For the second week in a row I find myself at a loss for words upon seeing the week’s big film. The difference between this and Sucker Punch is that I had much more initial pleasantries to say about Source Code, albeit I was just as dumbfounded. Looks like it’s another job for my thinking cap.
The film continues the wave of interesting concept films of Inception and The Adjustment Bureau, choosing to play with time and memories. Jake Gyllenhaal plays Captain Colter Stevens, a soldier who wakes up in the body of another man seated on a doomed train. As the train explodes his mind moves back to his body safely contained in a different location, where he is reminded of his mission. Long story short it is his job to relive the last 8 minutes on the train prior to the explosion, hoping to find some clue that will prevent a second attack on the nearby city of Chicago.

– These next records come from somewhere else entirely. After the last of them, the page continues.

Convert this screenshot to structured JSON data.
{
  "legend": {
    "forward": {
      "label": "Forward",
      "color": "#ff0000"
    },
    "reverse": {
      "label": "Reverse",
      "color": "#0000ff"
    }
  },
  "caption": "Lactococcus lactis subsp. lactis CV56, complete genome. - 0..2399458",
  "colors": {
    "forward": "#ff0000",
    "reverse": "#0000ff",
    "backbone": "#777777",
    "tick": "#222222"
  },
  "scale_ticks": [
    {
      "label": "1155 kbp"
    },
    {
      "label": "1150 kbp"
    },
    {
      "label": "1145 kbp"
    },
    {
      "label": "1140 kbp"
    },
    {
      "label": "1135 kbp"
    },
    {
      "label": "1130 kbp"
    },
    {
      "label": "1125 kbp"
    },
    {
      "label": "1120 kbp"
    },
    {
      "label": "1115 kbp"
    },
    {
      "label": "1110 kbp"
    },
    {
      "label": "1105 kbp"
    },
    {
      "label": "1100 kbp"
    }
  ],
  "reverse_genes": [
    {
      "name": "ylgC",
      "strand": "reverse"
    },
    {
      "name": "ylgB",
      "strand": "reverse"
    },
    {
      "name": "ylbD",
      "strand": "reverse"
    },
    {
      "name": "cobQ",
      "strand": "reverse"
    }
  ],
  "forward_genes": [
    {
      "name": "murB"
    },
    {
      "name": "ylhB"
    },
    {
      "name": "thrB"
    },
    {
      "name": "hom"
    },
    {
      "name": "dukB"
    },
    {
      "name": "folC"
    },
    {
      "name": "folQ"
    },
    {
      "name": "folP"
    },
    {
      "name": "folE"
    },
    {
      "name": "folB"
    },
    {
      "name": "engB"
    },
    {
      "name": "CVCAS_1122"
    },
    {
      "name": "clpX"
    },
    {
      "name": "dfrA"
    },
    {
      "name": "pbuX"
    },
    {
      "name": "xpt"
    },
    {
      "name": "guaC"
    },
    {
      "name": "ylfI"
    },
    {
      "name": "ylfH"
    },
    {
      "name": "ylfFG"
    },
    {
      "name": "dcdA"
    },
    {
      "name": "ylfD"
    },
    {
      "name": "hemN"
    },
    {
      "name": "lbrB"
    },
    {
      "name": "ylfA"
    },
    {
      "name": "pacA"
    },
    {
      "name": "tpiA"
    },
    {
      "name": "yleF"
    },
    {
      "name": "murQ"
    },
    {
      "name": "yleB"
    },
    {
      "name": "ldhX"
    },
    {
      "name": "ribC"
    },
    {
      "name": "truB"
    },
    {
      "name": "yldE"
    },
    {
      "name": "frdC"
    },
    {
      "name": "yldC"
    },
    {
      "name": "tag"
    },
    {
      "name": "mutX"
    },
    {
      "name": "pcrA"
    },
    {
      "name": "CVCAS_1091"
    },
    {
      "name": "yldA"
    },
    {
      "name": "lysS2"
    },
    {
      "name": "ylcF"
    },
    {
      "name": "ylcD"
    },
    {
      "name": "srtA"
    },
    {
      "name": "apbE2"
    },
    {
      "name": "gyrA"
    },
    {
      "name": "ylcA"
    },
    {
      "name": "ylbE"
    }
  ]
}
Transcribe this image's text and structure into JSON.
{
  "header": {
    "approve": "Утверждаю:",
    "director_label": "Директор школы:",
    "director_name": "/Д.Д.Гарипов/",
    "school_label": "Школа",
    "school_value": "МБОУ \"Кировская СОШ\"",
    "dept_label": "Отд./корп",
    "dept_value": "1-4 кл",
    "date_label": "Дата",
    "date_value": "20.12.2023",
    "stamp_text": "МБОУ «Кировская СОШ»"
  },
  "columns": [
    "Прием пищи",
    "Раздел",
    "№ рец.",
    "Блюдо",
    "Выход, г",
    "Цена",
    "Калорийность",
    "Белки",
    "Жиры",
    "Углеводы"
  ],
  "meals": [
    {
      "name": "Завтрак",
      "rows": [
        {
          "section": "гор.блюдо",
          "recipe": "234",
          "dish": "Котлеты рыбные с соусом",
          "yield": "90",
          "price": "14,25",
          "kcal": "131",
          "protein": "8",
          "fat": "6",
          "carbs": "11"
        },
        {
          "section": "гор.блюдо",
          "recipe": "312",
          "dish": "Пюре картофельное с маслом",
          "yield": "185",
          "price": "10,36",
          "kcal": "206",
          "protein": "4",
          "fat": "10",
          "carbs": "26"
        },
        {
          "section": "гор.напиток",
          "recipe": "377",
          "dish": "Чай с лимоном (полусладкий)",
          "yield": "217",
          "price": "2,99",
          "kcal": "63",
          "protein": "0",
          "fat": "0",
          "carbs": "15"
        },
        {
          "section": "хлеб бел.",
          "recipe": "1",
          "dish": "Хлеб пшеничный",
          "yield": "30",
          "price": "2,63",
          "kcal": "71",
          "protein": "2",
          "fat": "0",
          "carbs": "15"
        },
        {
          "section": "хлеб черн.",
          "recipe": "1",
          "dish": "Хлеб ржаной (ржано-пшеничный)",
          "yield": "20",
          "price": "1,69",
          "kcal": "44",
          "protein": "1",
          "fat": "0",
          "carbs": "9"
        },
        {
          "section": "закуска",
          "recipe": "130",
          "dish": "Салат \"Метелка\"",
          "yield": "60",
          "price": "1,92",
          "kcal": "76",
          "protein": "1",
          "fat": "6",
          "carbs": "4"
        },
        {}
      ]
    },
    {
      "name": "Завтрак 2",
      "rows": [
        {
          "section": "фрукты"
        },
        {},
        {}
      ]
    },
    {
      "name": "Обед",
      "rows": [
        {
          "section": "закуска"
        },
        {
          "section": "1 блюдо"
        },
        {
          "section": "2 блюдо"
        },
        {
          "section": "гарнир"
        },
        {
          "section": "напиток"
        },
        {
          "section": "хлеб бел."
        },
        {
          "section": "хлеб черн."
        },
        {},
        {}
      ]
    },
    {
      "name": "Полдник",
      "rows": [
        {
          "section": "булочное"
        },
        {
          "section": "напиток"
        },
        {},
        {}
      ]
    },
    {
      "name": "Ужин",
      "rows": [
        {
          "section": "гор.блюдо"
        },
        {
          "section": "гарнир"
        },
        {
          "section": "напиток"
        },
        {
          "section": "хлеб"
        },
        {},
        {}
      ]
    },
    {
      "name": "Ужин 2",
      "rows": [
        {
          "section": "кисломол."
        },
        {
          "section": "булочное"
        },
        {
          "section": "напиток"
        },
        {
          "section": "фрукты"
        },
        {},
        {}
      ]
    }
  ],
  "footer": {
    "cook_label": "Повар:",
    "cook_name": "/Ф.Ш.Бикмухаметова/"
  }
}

With the over-the-top impending doom, old-school spy / horror film score playing us in as the camera sweeps over Chicago, cutting in shots of the train with the overused bird’s eye view of the city, things don’t really start out too promising, but before long Source Code remembers that it doesn’t suck and ditches all things lame. Well mostly, but I’ll get to that in a bit. With the credits out of the way we jump into the story at just as much of a loss as Stevens is upon awakening in the body of Sean Fentress. But the confusion doesn’t last long, and once Stevens returns back to his body we are informed of his mission and what the Source Code is.
To explain it to the best of my geeky abilities without giving anything away, Source Code is a mix of the Animus in Assassin’s Creed (the ability to relive memories) and PreCrime in Minority Report (the ability to prevent crimes from happening), which is not too shabby of a pool to pull from. What it lacks of these two is the grand scale of the open world; however, the confines of the train are not enough to bring on a lack of entertainment as Stevens has to relive the same 8 minutes over and over as he tries to hunt down the terrorist on the train. With the help of Gyllenhaal (who gives an amazing performance here as usual), Duncan Jones is able to create something that never feels as repetitive as the events of the story. Instead it plays out as a parallel universe and not so much as simply reliving a memory, allowing the situation to always feel fresh as we are drawn into the mystery of the doomed train. Granted, the way in which they are able to surprisingly sneak in humor as he lather, rinse, and repeats sure keeps things fresh, and I couldn’t help but be sad as we sit through a montage at one point instead of getting to see Gyllenhaal play each attempt out.
Though the majority of the film is a compelling story with a strong base character to root for (even though the fate of the train is already known), it does have a few flaws. For starters, in addition to Gyllenhaal, Michelle Monaghan and Vera Farmiga’s sympathetic characters, Jeffrey Wright is given the short end of the stick as Dr. Rutledge, who seems to dip into a Morpheus impression as the creator of the Source Code and lesser of the characters, possibly created solely for exposition and to force a debate of ethics involving the use of the program. With that aside the biggest flaw becomes the structure of the flow of the film, in the sense that following the first four or so runs through the cycle the film seems to almost cut itself off at the knees with its placement of a key plot point, and it is your connection and willingness to continue on with Stevens that will factor in heavily with how well the film sits with you when it’s over, especially with the curveball of an ending.
Though I still question the end of the film and whether or not it might have been better to have cut it short at one of the other possible endings (especially considering the last feeling rather tacked on), Source Code is still an amazing film with an interesting concept to boot, as long as you are willing to tag along for the latter 3rd of the film and connect the dots in your mind when all is said and done.